Given the tattered state of our banks and the tarnished reputation of our bankers, you'd be forgiven for thinking that there couldn't be a worse time to launch a web service aimed at bringing currency trading to the masses. But that's just what eToro is – a trading platform designed to let the average punter play too.
Currency trading is, of course, nothing new. What makes eToro unique is how, to use the well worn internet cliché, it attempts to democratise the business of currency trading.
Traditionally the foreign exchange markets have been a closed shop, the sovereign territory of old-boy bankers with pots of cash and an understanding of how the markets work. eToro, on the other hand, is open to anybody with a credit card or a PayPal account.
Online you'll find thousands of people pushing pennies or virtual stacks of cash around the markets, many of them more than willing to help each other along. You can also practice making money out of less money using the site's training mode, which uses virtual cash.

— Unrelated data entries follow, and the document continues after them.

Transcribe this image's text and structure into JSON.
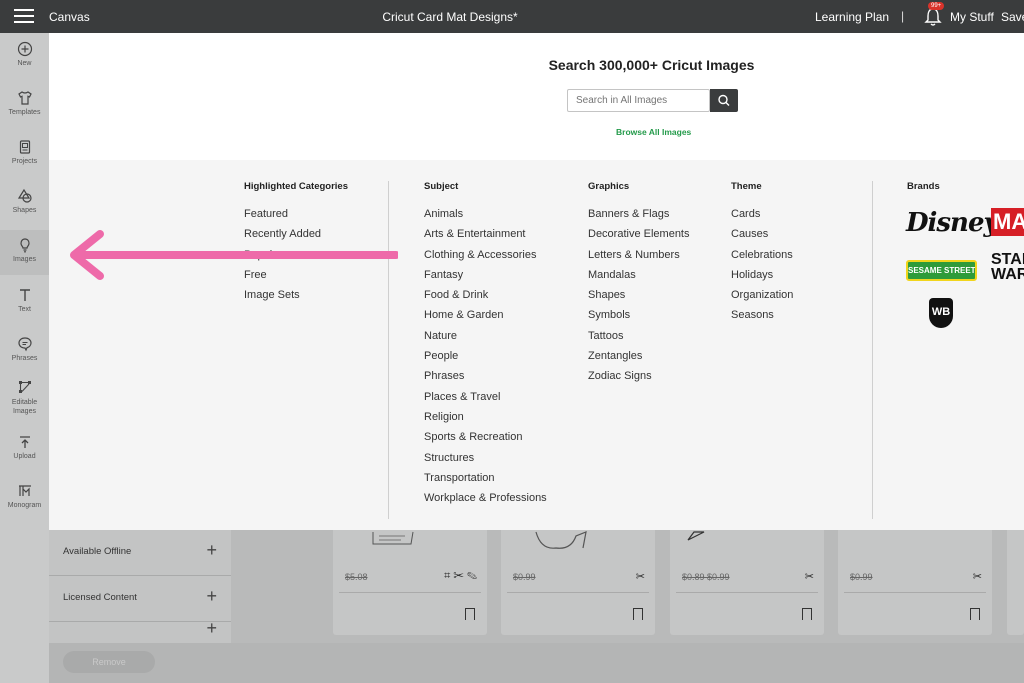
{
  "topbar": {
    "app_name": "Canvas",
    "project_title": "Cricut Card Mat Designs*",
    "learning_plan": "Learning Plan",
    "separator": "|",
    "notification_badge": "99+",
    "my_stuff": "My Stuff",
    "save": "Save"
  },
  "sidebar": {
    "items": [
      {
        "label": "New",
        "icon": "plus-circle-icon"
      },
      {
        "label": "Templates",
        "icon": "shirt-icon"
      },
      {
        "label": "Projects",
        "icon": "projects-icon"
      },
      {
        "label": "Shapes",
        "icon": "shapes-icon"
      },
      {
        "label": "Images",
        "icon": "bulb-icon"
      },
      {
        "label": "Text",
        "icon": "text-icon"
      },
      {
        "label": "Phrases",
        "icon": "speech-bubble-icon"
      },
      {
        "label": "Editable Images",
        "icon": "edit-nodes-icon"
      },
      {
        "label": "Upload",
        "icon": "upload-icon"
      },
      {
        "label": "Monogram",
        "icon": "monogram-icon"
      }
    ]
  },
  "search": {
    "title": "Search 300,000+ Cricut Images",
    "placeholder": "Search in All Images",
    "browse_all": "Browse All Images"
  },
  "categories": {
    "highlighted": {
      "heading": "Highlighted Categories",
      "items": [
        "Featured",
        "Recently Added",
        "Popular",
        "Free",
        "Image Sets"
      ]
    },
    "subject": {
      "heading": "Subject",
      "items": [
        "Animals",
        "Arts & Entertainment",
        "Clothing & Accessories",
        "Fantasy",
        "Food & Drink",
        "Home & Garden",
        "Nature",
        "People",
        "Phrases",
        "Places & Travel",
        "Religion",
        "Sports & Recreation",
        "Structures",
        "Transportation",
        "Workplace & Professions"
      ]
    },
    "graphics": {
      "heading": "Graphics",
      "items": [
        "Banners & Flags",
        "Decorative Elements",
        "Letters & Numbers",
        "Mandalas",
        "Shapes",
        "Symbols",
        "Tattoos",
        "Zentangles",
        "Zodiac Signs"
      ]
    },
    "theme": {
      "heading": "Theme",
      "items": [
        "Cards",
        "Causes",
        "Celebrations",
        "Holidays",
        "Organization",
        "Seasons"
      ]
    },
    "brands": {
      "heading": "Brands",
      "items": [
        "Disney",
        "MARVEL",
        "SESAME STREET",
        "STAR WARS",
        "WB"
      ]
    }
  },
  "filters": {
    "available_offline": "Available Offline",
    "licensed_content": "Licensed Content"
  },
  "cards": [
    {
      "price": "$5.08"
    },
    {
      "price": "$0.99"
    },
    {
      "price": "$0.89 $0.99"
    },
    {
      "price": "$0.99"
    }
  ],
  "bottom": {
    "remove": "Remove"
  },
  "colors": {
    "accent_green": "#239a4a",
    "topbar": "#3a3c3d",
    "arrow_pink": "#ee6aa9"
  }
}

The site also prides itself on having an interface which makes the undeniably complex business of trading currencies appear child's play.
The second-by-second change in the dollar against the yen can, for example, be shown as a sprint race between cartoon characters. Those old boy bankers would likely see the same thing as a sea of blinking figures and spidery graphs.
In use the site does indeed make the business of buying this, selling that and keeping an eye on the price of the other appear deceptively easy.
By comparison, some online share dealing services we've used couldn't make the business more frightening and Delphic if they'd purposefully tried to put you off the whole thing.
If you're interested in currency trading, eToro is certainly a cracking tool. Don't be fooled, though: it really is a frighteningly complex business and, as they say on all online trading forums, DYOR – Do Your Own Research.
Follow this maxim and at worst you'll learn lots about the business and enjoy yourself while doing so.